The defendant appealed. But though the court below found that the prosecuting witness was injured while crouching down, he did not hold that this fact constituted a qualifying or aggravating circumstance which would increase the penalty, and therein he committed no error. Nor did he err in holding that the defendant did not act in self-defense, since it appears from the finding of facts that defendant was the assailant, it not having been proven that the injured party first attacked him with the piece of wood.

The Attorney-General in his brief asks that the judgment be reversed, because the defendant ought only to be sentenced to the penalty of one year 8 months and 21 days of prision correccional instead of 3 years 6 months and 21 days of the same penalty, as was imposed in the judgment appealed from. He advances as a reason that it is paragraph 3, and not paragraph 2, of article 416 which should be applied because the amputation of the right thumb does not constitute the loss of a principal member; it is rather a deformity or loss of a member that is not a principal one, and to this end he cites the case of United States v. Punsalan (23 Phil. Rep., 375).

But the necessity of having to reduce to a lesser one in the same class the penalty imposed in the judgment is not a reason for reversing the judgment, but for modifying it, reducing it to its proper limits. It is not proper to reverse the judgment appealed from when the trial court, as in the present case, applied paragraph 2 of article 416, not for the loss of a principal member, but for the reason that "it appears from the record that the complaining witness, Arcadio Contreras, has lost his right thumb, and this loss has permanently disabled him from performing his customary work of plowing."cralaw virtua1aw library

As the facts held to be proven show that, by reason of his injuries, the complaining witness has become really disabled from performing some, if not all, forms of agricultural work in which he was habitually employed, the defendant has incurred the punishment provided in paragraph 2 of article 431 of the Penal Code (416 of that of the Philippines) (Decision of the supreme court of Spain of November 3, 1881.)

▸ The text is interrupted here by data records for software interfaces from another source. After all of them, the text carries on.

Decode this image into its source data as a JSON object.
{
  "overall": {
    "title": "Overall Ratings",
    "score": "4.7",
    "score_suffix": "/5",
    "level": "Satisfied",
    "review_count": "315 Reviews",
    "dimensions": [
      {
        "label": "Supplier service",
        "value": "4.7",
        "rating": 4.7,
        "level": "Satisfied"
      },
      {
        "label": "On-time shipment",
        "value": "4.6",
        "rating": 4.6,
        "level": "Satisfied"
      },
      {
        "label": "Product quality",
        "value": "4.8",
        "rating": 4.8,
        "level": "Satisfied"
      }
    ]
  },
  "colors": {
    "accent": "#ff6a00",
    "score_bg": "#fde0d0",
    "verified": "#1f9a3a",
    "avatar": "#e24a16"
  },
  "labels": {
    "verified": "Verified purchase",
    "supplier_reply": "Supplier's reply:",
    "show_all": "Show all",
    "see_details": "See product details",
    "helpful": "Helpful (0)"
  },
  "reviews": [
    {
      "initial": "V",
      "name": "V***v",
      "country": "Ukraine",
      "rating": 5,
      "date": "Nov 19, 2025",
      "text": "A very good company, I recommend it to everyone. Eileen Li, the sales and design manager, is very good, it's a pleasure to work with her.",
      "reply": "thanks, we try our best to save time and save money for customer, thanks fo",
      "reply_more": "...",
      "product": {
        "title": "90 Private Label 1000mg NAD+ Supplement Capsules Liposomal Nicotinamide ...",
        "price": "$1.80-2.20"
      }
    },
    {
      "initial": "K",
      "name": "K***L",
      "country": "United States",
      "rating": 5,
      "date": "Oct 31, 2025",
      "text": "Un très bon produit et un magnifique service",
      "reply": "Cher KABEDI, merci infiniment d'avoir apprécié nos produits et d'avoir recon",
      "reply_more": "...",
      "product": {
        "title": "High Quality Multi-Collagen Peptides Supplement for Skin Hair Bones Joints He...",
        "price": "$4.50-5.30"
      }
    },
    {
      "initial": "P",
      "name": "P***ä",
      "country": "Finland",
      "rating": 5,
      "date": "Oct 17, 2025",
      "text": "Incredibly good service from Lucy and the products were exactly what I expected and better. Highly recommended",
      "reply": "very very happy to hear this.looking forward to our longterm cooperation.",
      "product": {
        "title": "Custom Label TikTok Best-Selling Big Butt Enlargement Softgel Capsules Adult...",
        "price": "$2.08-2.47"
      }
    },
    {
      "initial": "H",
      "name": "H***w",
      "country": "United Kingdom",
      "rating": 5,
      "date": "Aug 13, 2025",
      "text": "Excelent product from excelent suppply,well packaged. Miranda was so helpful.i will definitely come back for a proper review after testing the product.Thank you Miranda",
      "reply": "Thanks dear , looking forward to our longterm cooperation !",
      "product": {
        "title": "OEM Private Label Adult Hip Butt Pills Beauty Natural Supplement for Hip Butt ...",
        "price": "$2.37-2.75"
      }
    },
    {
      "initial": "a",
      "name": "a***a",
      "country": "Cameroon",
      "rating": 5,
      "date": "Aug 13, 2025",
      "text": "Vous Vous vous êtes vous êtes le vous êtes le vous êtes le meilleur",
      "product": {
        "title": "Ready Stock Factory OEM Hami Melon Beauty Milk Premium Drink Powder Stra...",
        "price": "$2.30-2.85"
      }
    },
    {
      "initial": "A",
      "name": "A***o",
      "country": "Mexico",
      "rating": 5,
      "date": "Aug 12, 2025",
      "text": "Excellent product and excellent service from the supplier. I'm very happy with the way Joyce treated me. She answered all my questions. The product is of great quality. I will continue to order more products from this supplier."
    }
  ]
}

The same supreme court has held that paragraph 2 of article 431 of the Penal Code (art. 416, Penal Code of the Philippines) was properly applied by the trial court because the prosecuting witness was disabled from performing the greater part of his duties as a laborer, his occupation, in consequence of the injury inflicted upon him; that the said disability is what determines the crime defined in the paragraph and article mentioned because, although the aggrieved party might perform some of the work demanded of him as a laborer, said disability is none the less real and effective if, for the majority of his other tasks, he was disabled, as he was held to be in the judgment appealed from. (Decision of November 13, 1888.)

In a case which came up from the criminal sala of the old Audiencia Territorial de Manila for injuries caused to an employee of the tramway company, then in existence, whereby his right hand was affected so that the flexibility of the fingers was impaired and the injury prevented him from performing his duties as a clerk, one of his habitual pursuits, the following decision was rendered: "That one of the habitual pursuits of the injured person being that of a clerk, and since by reason of the injuries he is disabled from performing his work with the necessary perfection, it is evident that the said injuries fall within the provisions of paragraph 2 of article 416, and not those of paragraph 4 as alleged; the latter are only applicable where no permanent impediment or disability results." (Decision of January 16, 1897.)

The judgment appealed from is wholly in accordance with law and is hereby affirmed with the costs against the appellant So ordered.

Torrres, Johnson, Carson, Trent and Araullo, JJ., concur.